Posted by Ian McKechnie on July 14, 2011, 9:56 pm, in reply to "Re: The perils of appeasement"
Message modified by board administrator July 14, 2011, 10:01 pm
Can't we have it both ways, though?
The royal tour of 1939 was supposed to reinforce the idea that George VI was just as much the King of Canada as he was the King of Britain. By almost all accounts, the tour succeeded in doing just that. Unfortunately, the cultural and constitutional significance of this tour has been overshadowed by the notion that it was merely a British publicity stunt, designed to entice Canadian support for Britain during what was to become the Second World War. Sure, that was part of it, but there was much more to the tour as far as "Canada's evolution as a country" is concerned. The problem here, noted Prof. Frank MacKinnon in The Crown In Canada, is not that the Crown is a foreign symbol, but that it is a shared symbol, and "...we have either not recognized the fact or we have allowed doctrinaires to obscure it."

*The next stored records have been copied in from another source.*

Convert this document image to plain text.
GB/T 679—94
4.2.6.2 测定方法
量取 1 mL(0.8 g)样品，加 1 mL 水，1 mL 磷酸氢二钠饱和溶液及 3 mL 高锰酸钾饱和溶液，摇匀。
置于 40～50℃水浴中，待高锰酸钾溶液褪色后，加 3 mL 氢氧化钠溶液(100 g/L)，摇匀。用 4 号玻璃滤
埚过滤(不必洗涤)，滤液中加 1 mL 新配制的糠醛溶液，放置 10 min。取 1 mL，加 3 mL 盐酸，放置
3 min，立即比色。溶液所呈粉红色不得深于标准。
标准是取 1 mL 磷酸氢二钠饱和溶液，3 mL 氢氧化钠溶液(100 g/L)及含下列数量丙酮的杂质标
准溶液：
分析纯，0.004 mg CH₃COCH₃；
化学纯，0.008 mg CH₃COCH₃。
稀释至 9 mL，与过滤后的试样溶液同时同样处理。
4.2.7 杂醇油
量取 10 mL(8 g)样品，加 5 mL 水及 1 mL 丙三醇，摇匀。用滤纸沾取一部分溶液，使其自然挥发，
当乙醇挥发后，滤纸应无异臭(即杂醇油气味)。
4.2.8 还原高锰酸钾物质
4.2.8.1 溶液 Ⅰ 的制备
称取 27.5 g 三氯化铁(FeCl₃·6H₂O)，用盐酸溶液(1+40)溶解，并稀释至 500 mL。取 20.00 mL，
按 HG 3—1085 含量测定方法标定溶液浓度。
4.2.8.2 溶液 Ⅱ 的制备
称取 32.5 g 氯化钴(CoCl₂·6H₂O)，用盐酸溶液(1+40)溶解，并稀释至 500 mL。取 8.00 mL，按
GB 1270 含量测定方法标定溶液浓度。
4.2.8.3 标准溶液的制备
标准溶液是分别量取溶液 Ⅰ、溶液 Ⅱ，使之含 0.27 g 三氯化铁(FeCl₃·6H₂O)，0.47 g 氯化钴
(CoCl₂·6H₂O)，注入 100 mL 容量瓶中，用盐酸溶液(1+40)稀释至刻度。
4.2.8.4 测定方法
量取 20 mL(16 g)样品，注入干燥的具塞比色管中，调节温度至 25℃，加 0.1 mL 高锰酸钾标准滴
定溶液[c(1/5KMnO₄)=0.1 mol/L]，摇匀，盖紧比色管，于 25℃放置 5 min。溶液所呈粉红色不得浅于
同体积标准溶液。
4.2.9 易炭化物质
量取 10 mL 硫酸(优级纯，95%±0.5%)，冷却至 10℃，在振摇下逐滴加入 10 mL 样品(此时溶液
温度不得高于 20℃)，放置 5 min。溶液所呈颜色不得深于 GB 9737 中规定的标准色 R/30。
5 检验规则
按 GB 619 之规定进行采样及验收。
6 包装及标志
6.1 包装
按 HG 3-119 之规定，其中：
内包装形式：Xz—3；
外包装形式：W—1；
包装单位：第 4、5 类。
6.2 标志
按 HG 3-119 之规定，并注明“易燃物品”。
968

I'm sure that republicans would love to see a beaver-loving, doughnut-munching, hockey-playing "hoser" installed as our head of state, simply because such an individual would conform to all of the right Canadian stereotypes and thus reinforce the idea that they are in fact the "purely Canadian" figurehead of which republicans clamour. In this respect, our existing system prevents us from adopting a tacky hybrid of homogeneous Canadianism at one extreme and overly-politicized parliamentary republicanism at the other.